Zürcher Gschnätzlets(serves four)

600g veal  (ask for scallops and slice into thin strips by hand)

3 tbsp butter

Flour for coating

200g button mushrooms (sliced)

Half an onion, (finely chopped)

100ml dry white wine (a Swiss fondant works well, or a sauvignon blanc)

100ml veal stock

200ml double cream (or heavy cream in the US)

1 tbsp cornflour

2 tbsp parsley (finely chopped)



Step 1: Season the veal with salt and pepper and toss in the flour to coat before browning in 2 tbsp of clarified butter for about 2 minutes (to clarify butter, melt the butter in a sauce pan until the milk solids separate, then remove them.  They are the white bits).  You may have to do this in batches, don't despair if 2 minutes is not enough time to cook through, they will finish later.  Then set aside and keep warm. Drain the pan of any liquid.

Step 2: Using the remaining 1 tbsp of butter slowly sweat the onions and mushrooms together. Once tender add the white wine and reduce by half. 

Step 3: Follow with the stock, cream and corn flour. Stir in and add the meat, heating through for about 3 minutes.

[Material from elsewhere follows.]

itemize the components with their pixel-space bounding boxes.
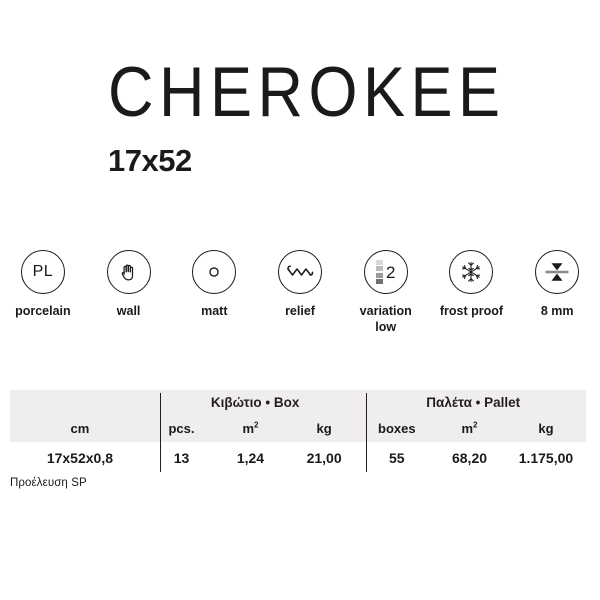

Step 4: Salt and pepper to taste and garnish with the parsley 

Note: The cream might fool you, but this is only 520 calories per serving.  You can use a mild Greek yoghurt to reduce that number significantly.


Whole wheat Tagliatelle

2 cups whole wheat flour (sift to remove the big bits)

1 tsp kosher salt

3 eggs

Extra flour

Step 1: Whisk the eggs in a separate bowl and then combine with the flour and salt. Combine to make a dough and knead for about 10 minutes on a flour dusted flat surface (Tip: If you wear latex gloves the process is a lot less messy,it looks weird but helps), wrap it in plastic wrap and put it in the fridge for 30 minutes to set.  Note: You will need extra flour to keep the dough from sticking.

Step 2: Cut the dough in quarters and roll them out into strips that will fit nicely into the pasta machine.  Begin running the pasta through the machine adjusting the thinness as you go.  We went very thin as whole wheat pasta can be gummy.  Then cut into noodle length and run through the cutting side, flouring as you go to prevent sticking. This is best done with two people, one to turn the crank, one to catch. 

Step 3: Hang to dry until needed.  Cook in boiling salted water for three minutes

Note:  Whole wheat pasta has its drawbacks, it’s much more robust and can often have a gritty mouth feel, in the case of making it yourself, while I wouldn’t recommend it alone with a butter sauce, due to the thinness and the texture it did do very well in picking up this heavier sauce as an accompaniment.